U.S. Commerce Secretary Gina Raimondo and U.S. Sen. Raphael Warnock were on hand Friday at a local fiber optics facility to announce a job expansion to increase broadband internet access in Georgia.
The Norcross-based firm OFS will add 100 jobs as part of the expansion, which was made possible by $1.3 billion in federal funding allocated to Georgia as part of the Broadband Equity, Access and Deployment (BEAD) program within the Infrastructure Investment and Jobs Act.
“I’m so proud to be here today to celebrate our efforts to bridge the digital divide in Georgia by investing more than $1 billion in expanding broadband and strengthening access to affordable high-speed internet across the country,” Warnock said.
“We’re are truly grateful for the support that we’ve received to be a part of the expanding reach of global high-speed internet,” said Holly Huse, CEO and president of OFS.
“There are many among of us who still don’t have this access, and we are thrilled to be part of a team bringing healthcare, education and employment access to America,” she added.
Warnock and Raimondo toured the OFS facility trailed by a sea of business executives, media members and factory workers.
“I love getting [and] seeing the slicing and seeing the testing,” said Raimondo. “It’s unbelievable the pride that every one of these workers have in their work.”

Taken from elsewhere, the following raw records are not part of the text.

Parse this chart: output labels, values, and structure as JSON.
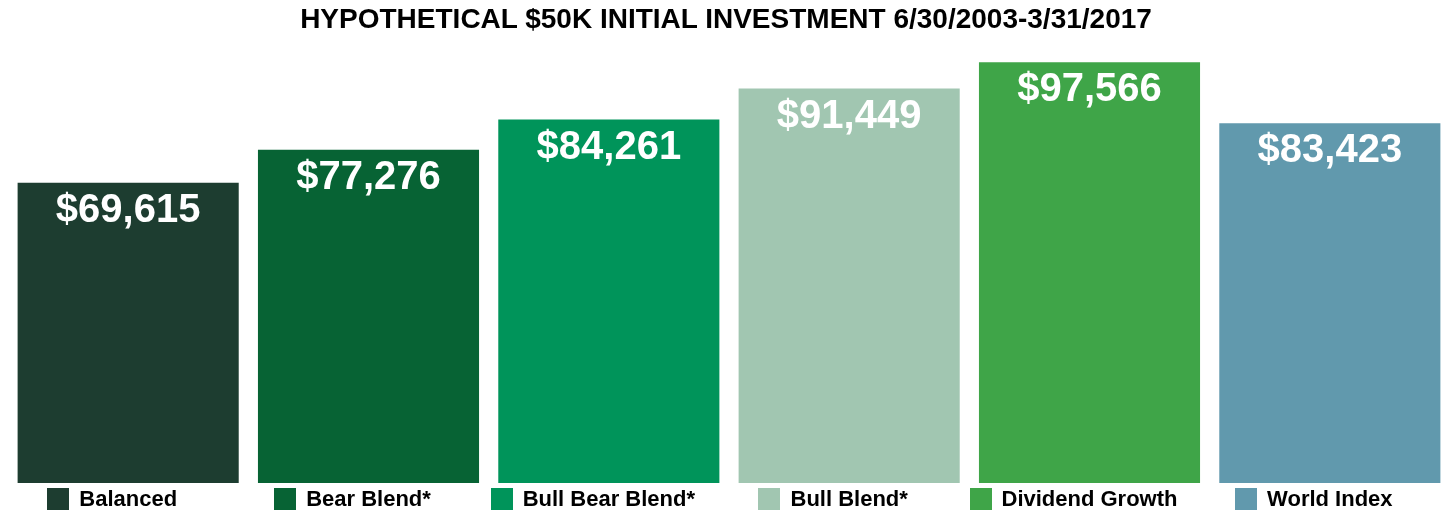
{
  "chart_data": {
    "type": "bar",
    "title": "HYPOTHETICAL $50K INITIAL INVESTMENT 6/30/2003-3/31/2017",
    "categories": [
      "Balanced",
      "Bear Blend*",
      "Bull Bear Blend*",
      "Bull Blend*",
      "Dividend Growth",
      "World Index"
    ],
    "values": [
      69615,
      77276,
      84261,
      91449,
      97566,
      83423
    ],
    "colors": [
      "#1d3d30",
      "#076334",
      "#00945a",
      "#a1c6b1",
      "#3fa548",
      "#6199ad"
    ],
    "value_labels": [
      "$69,615",
      "$77,276",
      "$84,261",
      "$91,449",
      "$97,566",
      "$83,423"
    ],
    "grid": false
  }
}
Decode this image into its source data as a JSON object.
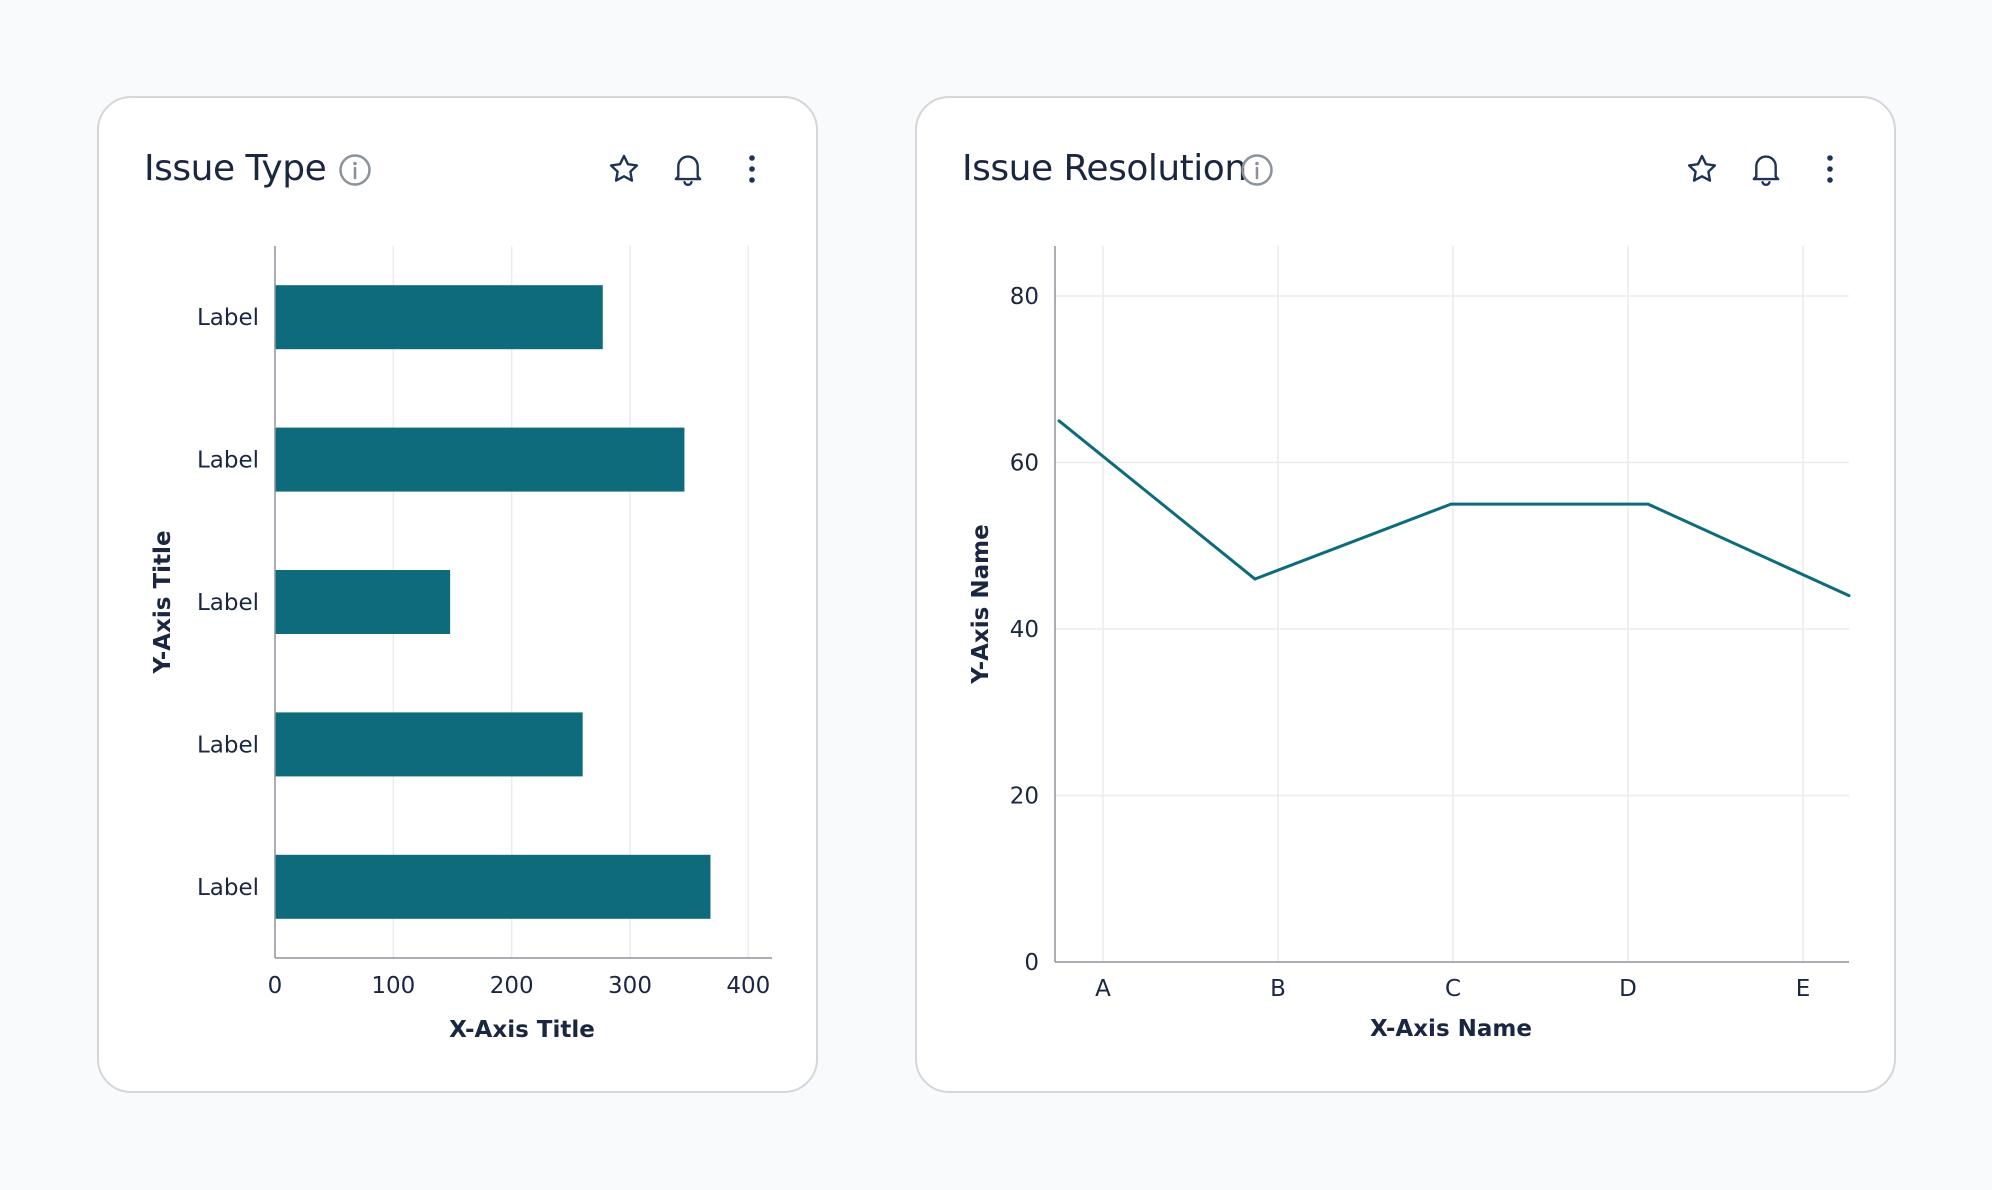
{
  "cards": [
    {
      "title": "Issue Type",
      "actions": {
        "info": "info-icon",
        "favorite": "star-icon",
        "notify": "bell-icon",
        "more": "more-vertical-icon"
      }
    },
    {
      "title": "Issue Resolution",
      "actions": {
        "info": "info-icon",
        "favorite": "star-icon",
        "notify": "bell-icon",
        "more": "more-vertical-icon"
      }
    }
  ],
  "colors": {
    "background": "#f9fafc",
    "series": "#0e6b7b",
    "grid": "#ececef",
    "axis": "#8e939b",
    "text": "#1b2640",
    "icon": "#1f3356",
    "info_icon": "#8c929b"
  },
  "chart_data": [
    {
      "type": "bar",
      "orientation": "horizontal",
      "title": "Issue Type",
      "categories": [
        "Label",
        "Label",
        "Label",
        "Label",
        "Label"
      ],
      "values": [
        277,
        346,
        148,
        260,
        368
      ],
      "xlabel": "X-Axis Title",
      "ylabel": "Y-Axis Title",
      "xlim": [
        0,
        420
      ],
      "xticks": [
        0,
        100,
        200,
        300,
        400
      ],
      "grid": "vertical"
    },
    {
      "type": "line",
      "title": "Issue Resolution",
      "x": [
        "A",
        "B",
        "C",
        "D",
        "E"
      ],
      "y": [
        65,
        46,
        55,
        55,
        44
      ],
      "xlabel": "X-Axis Name",
      "ylabel": "Y-Axis Name",
      "ylim": [
        0,
        86
      ],
      "yticks": [
        0,
        20,
        40,
        60,
        80
      ],
      "grid": "both"
    }
  ]
}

Warnock said he was determined to make high-speed internet access across Georgia a reality after hearing stories of residents forced to go without it, particularly those in underserved and rural communities.
“Georgia is leading the country with respect to broadband internet access, which in a word is our lives,” he told WABE. “Broadband is to the 21st century as electricity was to the 20th.”

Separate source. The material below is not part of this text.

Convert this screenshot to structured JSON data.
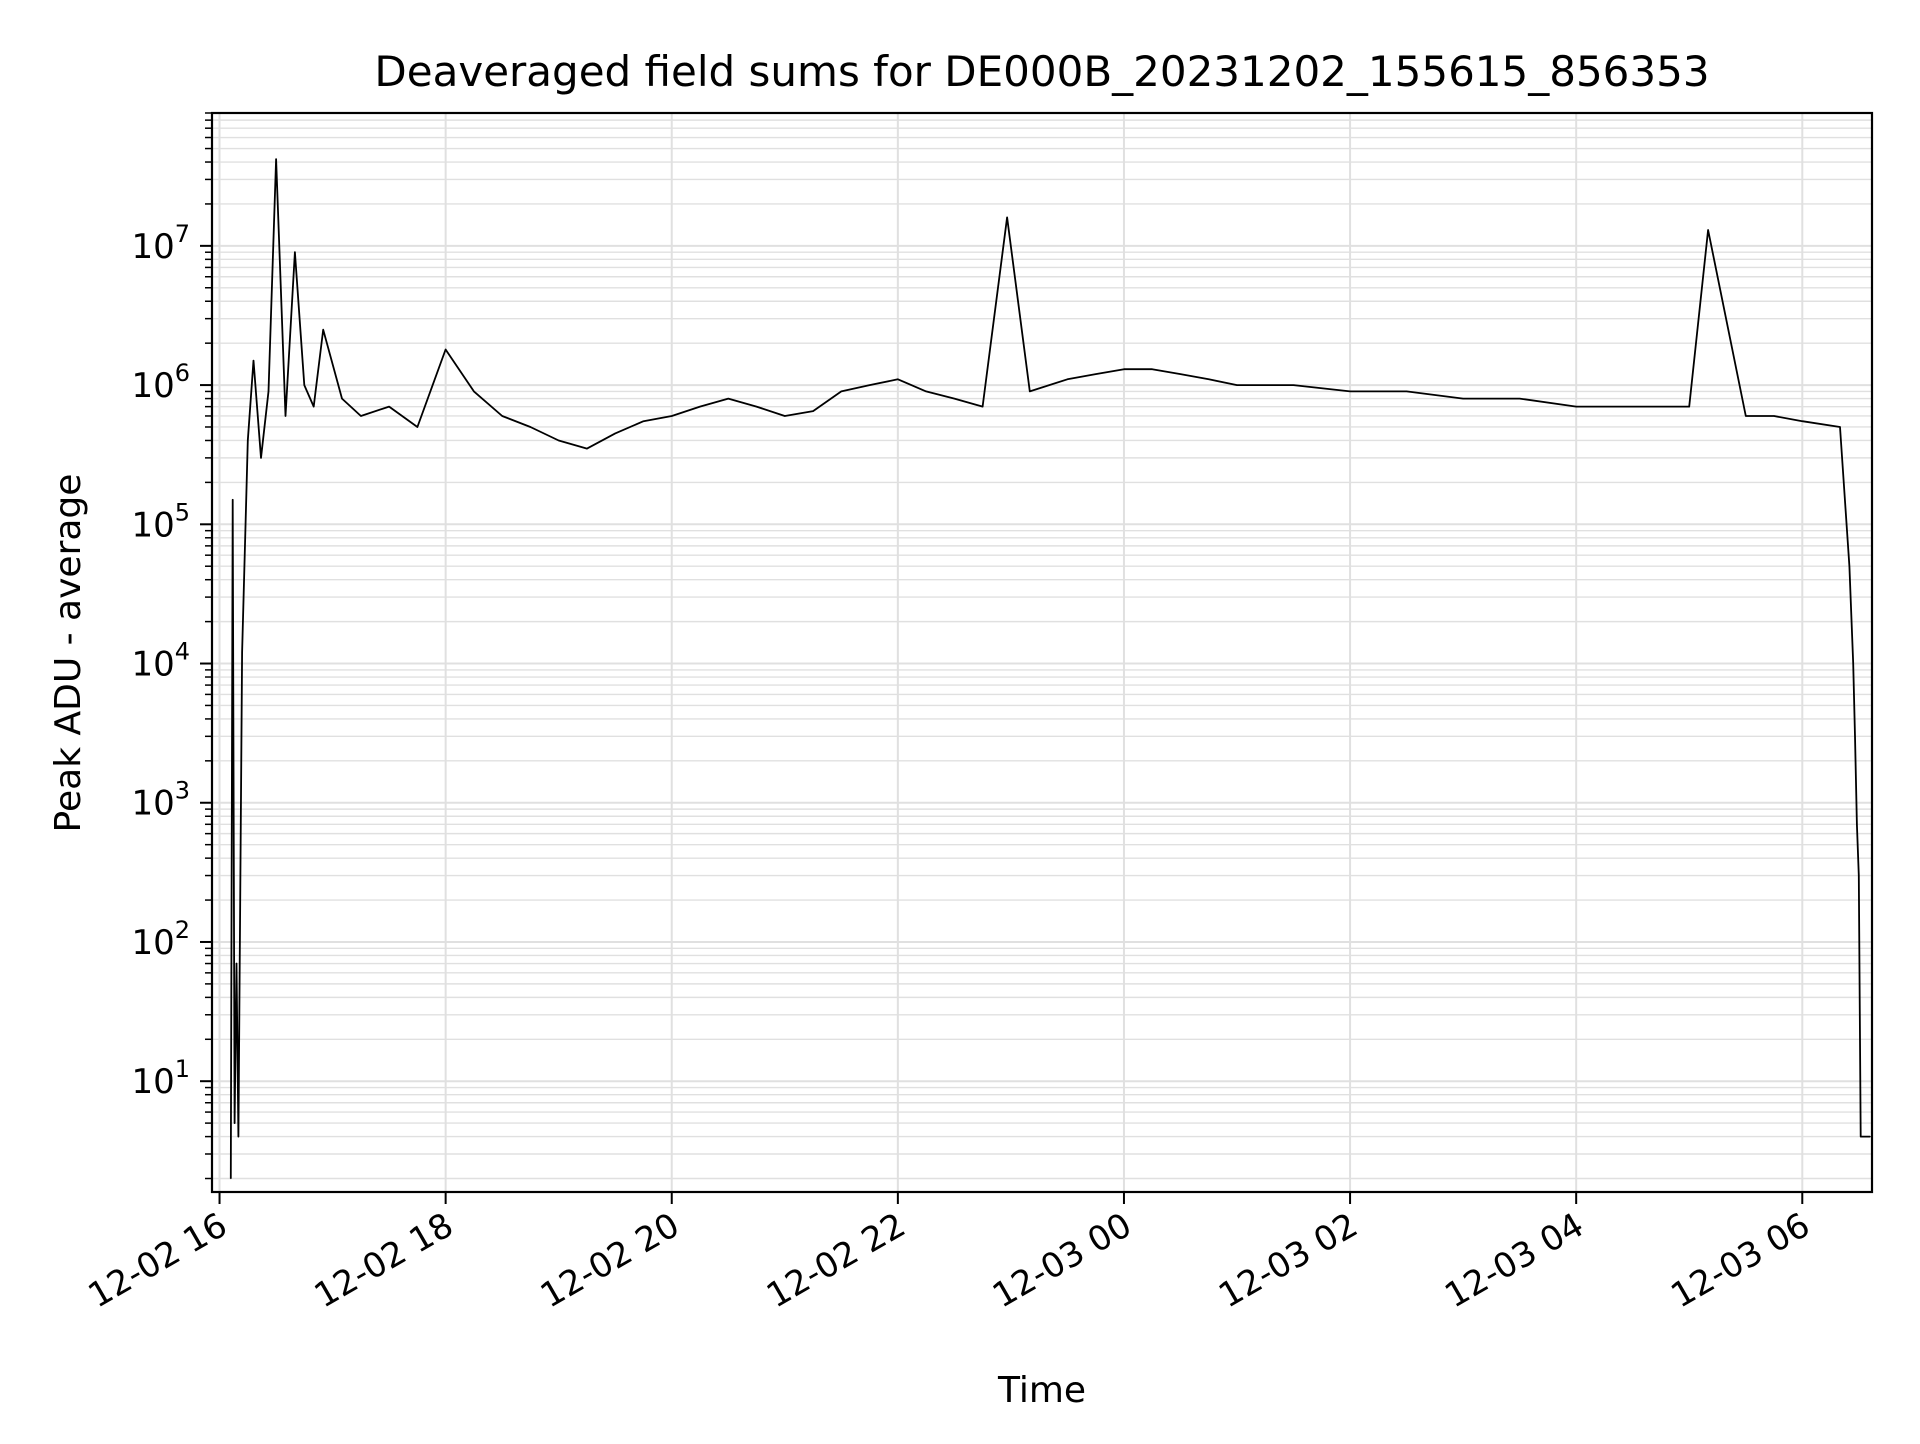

One attendee who agreed with Warnock’s sentiments was Ernestine Roger-Lightford, an Ellenwood resident who recently acquired high-speed internet after her husband’s cancer diagnosis.
She credits the access with changing the life of her and her family.

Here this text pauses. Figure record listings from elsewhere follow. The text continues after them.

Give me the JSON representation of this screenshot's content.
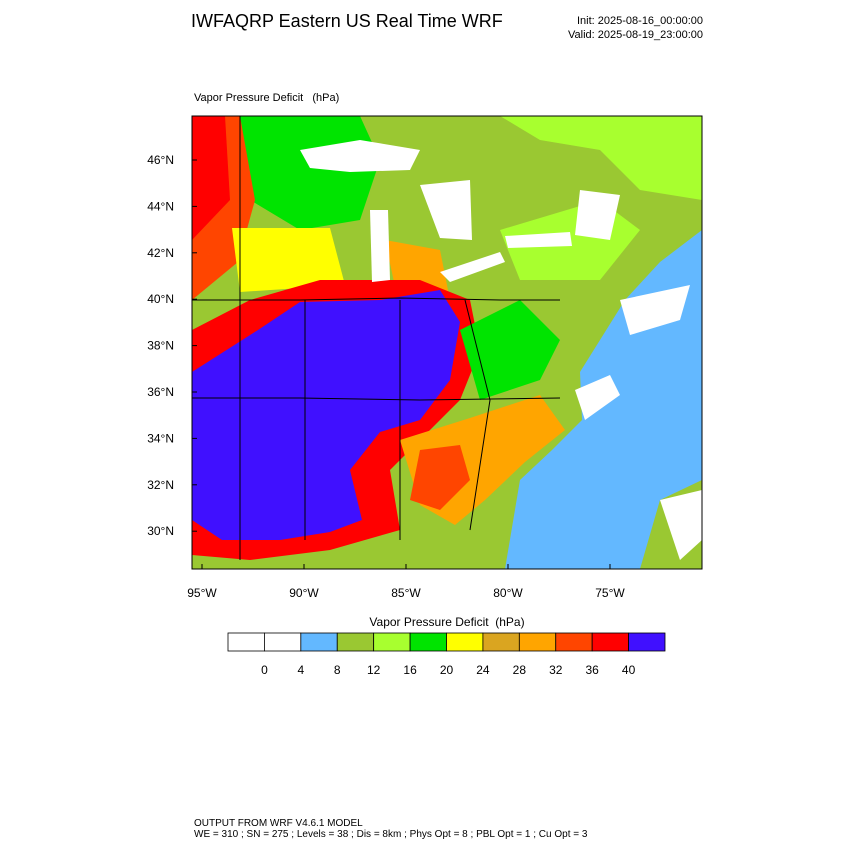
{
  "header": {
    "title": "IWFAQRP Eastern US Real Time WRF",
    "init": "Init: 2025-08-16_00:00:00",
    "valid": "Valid: 2025-08-19_23:00:00"
  },
  "map": {
    "title": "Vapor Pressure Deficit   (hPa)",
    "lat_labels": [
      "46°N",
      "44°N",
      "42°N",
      "40°N",
      "38°N",
      "36°N",
      "34°N",
      "32°N",
      "30°N"
    ],
    "lon_labels": [
      "95°W",
      "90°W",
      "85°W",
      "80°W",
      "75°W"
    ]
  },
  "colorbar": {
    "title": "Vapor Pressure Deficit  (hPa)",
    "colors": [
      "#ffffff",
      "#ffffff",
      "#63b8ff",
      "#9ac832",
      "#a8ff2f",
      "#00e400",
      "#ffff00",
      "#daa520",
      "#ffa500",
      "#ff4500",
      "#ff0000",
      "#4010ff"
    ],
    "labels": [
      0,
      4,
      8,
      12,
      16,
      20,
      24,
      28,
      32,
      36,
      40
    ]
  },
  "footer": {
    "line1": "OUTPUT FROM WRF V4.6.1 MODEL",
    "line2": "WE = 310 ; SN = 275 ; Levels = 38 ; Dis = 8km ; Phys Opt = 8 ; PBL Opt = 1 ; Cu Opt = 3"
  }
}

“Having high-speed internet, we can do telehealth at home instead of going to the doctor’s office … instead of [being] in the 285 traffic trying to get there,” Lightford said.
Raimondo thanked Huse and Warnock for ensuring that the demand for fiber optics will be filled in Georgia instead of being outsourced elsewhere.
She also credited President Joe Biden for what she called his mission to rebuild American manufacturing, referring to him as the “most pro-Union president in United States history.”
Biden, who signed the Infrastructure Investment and Jobs Act into law in 2021, will be in Atlanta on Sunday to give the commencement address at Morehouse College.